Estonian-Russian writer

Arvo Antonovich Mets (Арво Антонович Метс; 29 April 1937 – 1997) was an Estonian-born Russian poet. He is regarded as a master of Russian free verse. He also translated works of Estonian poets into Russian.

== Biography ==
Arvo Mets was born in Tallinn to an Estonian Orthodox father and a Lutheran mother. Although neither of his parents spoke Russian, he could learn the language on his own. He was educated at the Leningrad Library Institute and later at the Maxim Gorky Literature Institute in Moscow. He lived mostly in Moscow where he edited a few literary magazines. From 1975 to 1991 he worked as an editor for the “New world” magazine (rus. “Новый мир”). Arvo Mets organised poetry reading in the “Taganka” literary club (rus. “На Таганке”). During his lifetime he published four collections of his poems. The book of his selected poems appeared posthumously, in 2006. His works also appeared in the best Russian literary magazines. A number of his poems have been translated into English, Dutch, Hindi, Serbian and other languages.

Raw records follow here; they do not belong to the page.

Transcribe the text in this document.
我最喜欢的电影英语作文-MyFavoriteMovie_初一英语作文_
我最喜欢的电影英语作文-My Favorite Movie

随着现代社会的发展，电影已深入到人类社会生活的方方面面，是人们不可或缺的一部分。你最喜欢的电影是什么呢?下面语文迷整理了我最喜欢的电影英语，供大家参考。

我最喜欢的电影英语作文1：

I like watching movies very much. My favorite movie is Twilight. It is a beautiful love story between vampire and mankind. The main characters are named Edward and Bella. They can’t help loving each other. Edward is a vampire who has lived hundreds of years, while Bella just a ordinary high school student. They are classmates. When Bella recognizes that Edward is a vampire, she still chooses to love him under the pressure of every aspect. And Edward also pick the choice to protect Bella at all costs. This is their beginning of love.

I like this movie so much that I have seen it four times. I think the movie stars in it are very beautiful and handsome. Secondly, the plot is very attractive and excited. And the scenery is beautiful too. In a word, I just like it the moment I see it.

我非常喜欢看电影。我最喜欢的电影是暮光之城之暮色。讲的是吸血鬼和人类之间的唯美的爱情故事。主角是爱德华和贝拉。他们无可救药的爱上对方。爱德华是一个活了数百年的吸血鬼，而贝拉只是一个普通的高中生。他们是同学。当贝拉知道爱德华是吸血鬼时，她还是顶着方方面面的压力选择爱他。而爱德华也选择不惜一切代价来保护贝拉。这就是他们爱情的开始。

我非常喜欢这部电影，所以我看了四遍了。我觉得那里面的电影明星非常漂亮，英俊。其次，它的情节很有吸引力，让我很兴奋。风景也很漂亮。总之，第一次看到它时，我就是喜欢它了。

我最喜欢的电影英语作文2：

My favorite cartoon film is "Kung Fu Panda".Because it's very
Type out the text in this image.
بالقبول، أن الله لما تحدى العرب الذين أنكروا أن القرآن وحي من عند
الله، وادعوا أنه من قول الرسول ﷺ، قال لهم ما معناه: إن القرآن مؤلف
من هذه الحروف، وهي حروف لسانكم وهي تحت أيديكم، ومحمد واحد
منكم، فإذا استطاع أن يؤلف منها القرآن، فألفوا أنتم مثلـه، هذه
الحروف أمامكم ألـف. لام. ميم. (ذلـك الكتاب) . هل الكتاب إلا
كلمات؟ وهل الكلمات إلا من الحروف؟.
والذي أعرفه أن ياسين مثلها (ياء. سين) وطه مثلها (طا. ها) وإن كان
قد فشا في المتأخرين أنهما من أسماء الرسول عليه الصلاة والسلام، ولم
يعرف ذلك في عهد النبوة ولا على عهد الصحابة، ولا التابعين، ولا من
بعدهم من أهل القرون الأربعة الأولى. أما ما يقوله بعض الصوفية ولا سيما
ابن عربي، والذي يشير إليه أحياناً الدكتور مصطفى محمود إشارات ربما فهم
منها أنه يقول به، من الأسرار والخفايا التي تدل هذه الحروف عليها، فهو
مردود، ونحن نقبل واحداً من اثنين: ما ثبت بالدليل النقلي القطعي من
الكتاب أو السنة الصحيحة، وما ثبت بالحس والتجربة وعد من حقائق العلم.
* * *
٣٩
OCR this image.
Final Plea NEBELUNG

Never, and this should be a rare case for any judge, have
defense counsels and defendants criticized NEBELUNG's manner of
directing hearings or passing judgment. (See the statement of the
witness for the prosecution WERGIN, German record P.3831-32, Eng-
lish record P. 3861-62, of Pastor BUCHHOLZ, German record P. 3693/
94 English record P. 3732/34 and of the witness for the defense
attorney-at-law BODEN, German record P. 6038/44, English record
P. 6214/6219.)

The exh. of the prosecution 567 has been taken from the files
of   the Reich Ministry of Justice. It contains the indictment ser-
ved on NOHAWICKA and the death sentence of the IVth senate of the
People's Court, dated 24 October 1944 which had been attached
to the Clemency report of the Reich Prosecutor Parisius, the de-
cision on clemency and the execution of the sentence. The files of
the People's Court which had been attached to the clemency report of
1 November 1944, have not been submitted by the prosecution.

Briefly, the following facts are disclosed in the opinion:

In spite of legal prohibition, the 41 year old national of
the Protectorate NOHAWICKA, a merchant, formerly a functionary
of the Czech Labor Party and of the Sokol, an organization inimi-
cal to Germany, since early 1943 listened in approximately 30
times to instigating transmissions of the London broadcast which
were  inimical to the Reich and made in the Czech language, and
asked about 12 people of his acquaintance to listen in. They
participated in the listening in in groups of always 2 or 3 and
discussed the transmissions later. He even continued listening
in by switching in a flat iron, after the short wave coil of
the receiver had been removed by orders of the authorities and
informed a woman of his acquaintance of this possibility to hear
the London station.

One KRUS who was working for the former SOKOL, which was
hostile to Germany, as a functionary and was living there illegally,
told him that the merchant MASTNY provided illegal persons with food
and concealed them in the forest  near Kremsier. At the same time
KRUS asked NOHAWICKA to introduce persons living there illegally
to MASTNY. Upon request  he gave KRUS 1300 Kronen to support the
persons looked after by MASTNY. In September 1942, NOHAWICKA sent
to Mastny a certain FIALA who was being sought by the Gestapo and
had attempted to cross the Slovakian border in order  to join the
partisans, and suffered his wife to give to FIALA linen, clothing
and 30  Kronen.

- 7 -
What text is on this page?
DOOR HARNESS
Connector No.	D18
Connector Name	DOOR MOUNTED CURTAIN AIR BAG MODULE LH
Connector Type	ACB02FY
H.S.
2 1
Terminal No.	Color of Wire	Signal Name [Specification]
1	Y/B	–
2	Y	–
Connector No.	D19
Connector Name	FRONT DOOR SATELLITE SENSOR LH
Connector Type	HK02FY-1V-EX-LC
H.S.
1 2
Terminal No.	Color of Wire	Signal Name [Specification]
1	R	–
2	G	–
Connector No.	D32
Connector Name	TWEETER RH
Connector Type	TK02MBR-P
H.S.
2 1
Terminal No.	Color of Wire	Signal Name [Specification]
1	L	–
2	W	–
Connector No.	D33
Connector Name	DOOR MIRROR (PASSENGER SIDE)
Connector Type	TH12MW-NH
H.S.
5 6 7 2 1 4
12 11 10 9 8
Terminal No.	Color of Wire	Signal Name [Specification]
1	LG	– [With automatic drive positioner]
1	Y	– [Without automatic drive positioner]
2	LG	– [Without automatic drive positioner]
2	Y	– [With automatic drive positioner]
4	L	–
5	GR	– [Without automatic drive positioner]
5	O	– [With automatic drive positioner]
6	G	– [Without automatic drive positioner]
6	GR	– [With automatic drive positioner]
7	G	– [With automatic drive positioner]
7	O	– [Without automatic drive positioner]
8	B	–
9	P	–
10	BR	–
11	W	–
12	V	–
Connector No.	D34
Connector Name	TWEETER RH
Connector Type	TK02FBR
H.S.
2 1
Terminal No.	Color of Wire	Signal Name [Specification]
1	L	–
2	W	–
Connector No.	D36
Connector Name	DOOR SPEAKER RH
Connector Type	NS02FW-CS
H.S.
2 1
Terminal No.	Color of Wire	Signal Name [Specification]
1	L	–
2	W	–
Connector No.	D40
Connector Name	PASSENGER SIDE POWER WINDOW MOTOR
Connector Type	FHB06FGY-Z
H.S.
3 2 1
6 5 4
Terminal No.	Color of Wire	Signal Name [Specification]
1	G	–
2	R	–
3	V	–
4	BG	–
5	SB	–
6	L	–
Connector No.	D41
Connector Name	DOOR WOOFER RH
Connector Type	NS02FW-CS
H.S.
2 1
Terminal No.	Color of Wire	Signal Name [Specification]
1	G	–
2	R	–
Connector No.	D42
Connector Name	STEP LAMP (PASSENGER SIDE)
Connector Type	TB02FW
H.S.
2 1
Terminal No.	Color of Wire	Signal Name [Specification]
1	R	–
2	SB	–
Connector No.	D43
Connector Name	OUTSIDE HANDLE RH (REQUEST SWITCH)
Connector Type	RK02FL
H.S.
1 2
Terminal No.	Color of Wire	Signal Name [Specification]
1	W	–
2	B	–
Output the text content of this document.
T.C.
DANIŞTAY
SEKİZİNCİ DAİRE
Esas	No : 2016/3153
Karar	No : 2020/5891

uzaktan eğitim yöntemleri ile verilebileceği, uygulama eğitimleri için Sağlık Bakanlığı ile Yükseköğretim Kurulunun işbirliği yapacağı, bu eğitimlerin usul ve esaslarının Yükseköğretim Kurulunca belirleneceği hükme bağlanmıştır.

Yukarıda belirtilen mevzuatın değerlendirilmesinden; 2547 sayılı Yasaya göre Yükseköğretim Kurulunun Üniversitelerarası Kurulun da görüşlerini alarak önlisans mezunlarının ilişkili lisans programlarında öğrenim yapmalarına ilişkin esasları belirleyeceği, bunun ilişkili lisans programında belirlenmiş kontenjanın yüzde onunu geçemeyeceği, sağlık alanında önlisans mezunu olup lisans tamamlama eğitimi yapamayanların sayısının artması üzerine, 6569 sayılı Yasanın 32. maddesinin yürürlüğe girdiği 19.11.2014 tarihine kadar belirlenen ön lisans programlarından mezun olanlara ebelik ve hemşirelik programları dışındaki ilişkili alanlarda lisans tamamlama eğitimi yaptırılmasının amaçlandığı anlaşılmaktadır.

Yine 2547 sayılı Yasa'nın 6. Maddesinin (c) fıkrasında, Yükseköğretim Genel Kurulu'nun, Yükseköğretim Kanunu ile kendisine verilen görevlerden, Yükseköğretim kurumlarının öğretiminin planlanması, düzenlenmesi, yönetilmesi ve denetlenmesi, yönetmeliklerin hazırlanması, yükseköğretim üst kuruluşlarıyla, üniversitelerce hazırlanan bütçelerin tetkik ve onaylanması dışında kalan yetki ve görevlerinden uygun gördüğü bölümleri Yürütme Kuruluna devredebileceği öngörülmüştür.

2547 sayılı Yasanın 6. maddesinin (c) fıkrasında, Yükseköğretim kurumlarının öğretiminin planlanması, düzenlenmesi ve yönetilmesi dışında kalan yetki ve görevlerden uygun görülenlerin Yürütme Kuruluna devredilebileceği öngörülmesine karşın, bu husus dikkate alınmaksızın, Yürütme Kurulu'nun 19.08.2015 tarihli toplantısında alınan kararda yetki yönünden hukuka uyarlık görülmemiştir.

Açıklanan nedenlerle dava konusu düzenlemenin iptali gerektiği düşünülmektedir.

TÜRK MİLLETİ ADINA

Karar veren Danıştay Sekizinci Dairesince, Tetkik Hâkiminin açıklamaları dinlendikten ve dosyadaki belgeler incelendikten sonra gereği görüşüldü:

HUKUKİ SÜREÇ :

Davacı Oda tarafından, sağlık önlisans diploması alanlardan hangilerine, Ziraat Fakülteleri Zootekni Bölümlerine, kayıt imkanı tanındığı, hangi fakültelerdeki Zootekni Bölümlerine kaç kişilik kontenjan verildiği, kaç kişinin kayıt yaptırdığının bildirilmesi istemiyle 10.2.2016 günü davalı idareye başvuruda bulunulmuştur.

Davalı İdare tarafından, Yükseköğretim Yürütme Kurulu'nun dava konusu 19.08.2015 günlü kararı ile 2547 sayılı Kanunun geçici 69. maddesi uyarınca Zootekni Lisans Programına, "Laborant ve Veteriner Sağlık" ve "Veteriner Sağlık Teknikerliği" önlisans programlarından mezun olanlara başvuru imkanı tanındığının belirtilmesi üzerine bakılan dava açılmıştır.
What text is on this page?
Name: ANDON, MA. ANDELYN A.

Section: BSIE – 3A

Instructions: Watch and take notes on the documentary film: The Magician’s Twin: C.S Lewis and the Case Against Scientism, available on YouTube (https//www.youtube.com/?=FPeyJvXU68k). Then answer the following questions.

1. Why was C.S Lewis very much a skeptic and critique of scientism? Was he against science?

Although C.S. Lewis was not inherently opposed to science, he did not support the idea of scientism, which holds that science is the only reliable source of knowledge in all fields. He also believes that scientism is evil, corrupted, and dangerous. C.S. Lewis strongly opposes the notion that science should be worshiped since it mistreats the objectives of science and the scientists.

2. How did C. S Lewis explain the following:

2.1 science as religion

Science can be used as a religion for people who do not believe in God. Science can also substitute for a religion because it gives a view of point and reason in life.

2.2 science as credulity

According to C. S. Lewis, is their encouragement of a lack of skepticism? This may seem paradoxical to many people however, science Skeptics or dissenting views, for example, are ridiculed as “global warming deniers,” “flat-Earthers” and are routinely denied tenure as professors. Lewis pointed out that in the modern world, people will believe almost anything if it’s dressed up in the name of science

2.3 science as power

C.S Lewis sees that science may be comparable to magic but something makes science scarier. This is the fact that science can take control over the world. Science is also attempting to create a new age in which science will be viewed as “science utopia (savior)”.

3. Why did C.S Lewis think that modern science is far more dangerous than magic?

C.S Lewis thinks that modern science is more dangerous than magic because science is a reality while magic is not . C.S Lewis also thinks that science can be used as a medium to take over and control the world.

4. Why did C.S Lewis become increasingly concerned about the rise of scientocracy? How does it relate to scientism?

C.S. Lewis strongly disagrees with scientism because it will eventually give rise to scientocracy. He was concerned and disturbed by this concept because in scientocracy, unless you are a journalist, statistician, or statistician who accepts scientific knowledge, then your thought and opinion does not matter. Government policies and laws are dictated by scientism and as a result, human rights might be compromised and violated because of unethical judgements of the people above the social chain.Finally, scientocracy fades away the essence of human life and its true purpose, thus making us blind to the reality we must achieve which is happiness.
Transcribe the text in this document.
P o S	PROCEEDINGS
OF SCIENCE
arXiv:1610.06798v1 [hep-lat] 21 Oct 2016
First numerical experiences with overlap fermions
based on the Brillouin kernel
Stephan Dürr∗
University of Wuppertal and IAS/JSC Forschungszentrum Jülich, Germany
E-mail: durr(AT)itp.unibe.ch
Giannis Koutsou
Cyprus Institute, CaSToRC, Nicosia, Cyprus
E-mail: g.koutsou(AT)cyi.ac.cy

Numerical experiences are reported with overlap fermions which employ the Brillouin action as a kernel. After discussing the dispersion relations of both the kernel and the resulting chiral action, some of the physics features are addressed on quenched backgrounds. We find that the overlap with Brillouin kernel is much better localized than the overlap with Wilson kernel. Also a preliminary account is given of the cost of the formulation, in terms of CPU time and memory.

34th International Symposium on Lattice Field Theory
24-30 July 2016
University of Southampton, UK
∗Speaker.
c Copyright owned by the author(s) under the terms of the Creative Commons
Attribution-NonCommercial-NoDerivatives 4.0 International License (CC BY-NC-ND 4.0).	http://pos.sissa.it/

His complete poems appeared in 2021 in Swedish translation by Alan Asaid: Tallinns stenar. Samlade dikter 1962–1996 (Bokförlaget Faethon).

== A Sample Poem by Arvo Mets ==
Resemblance

Young girls

resemble in looks

the sky,

the wind,

the clouds above.

Later these girls make

devoted wives

whose faces remind us

of houses,

furniture,

carrier bags.

Still, their daughters

resemble in looks

the sky,

the wind

and streamlets in spring.

(translated by Anatoly Kudryavitsky)

== Books ==
- “Swans above Chelny” (an anthology of poems by the members of the “Orpheus” writers group from Naberezhnye Chelny), Moscow, Proceedings Publishers, 1981 (79 pages).
- “Stones of Tallinn”, Moscow, Proceedings Publishers, 1989
- “Annual Rings”, Moscow, Author Publishers, 1992
- “Poems”, Moscow, The State Museum of V. Sidur, 1995
- “In the Forests of Autumn”, Moscow, 2006, no publisher's name, series “Russian verse libre” (276 pages) [ISBN 9789189113572]
- Tallinns stenar (Swedish publisher's homepage)

== Texts in anthologies ==
- “X-Time”, Moscow, 1989
- “The Anthology of Russian Verse Libre”, Moscow, 1991
- "A Night in the Nabokov Hotel: 20 contemporary poets from Russia", Dedalus Press, Dublin, 2006.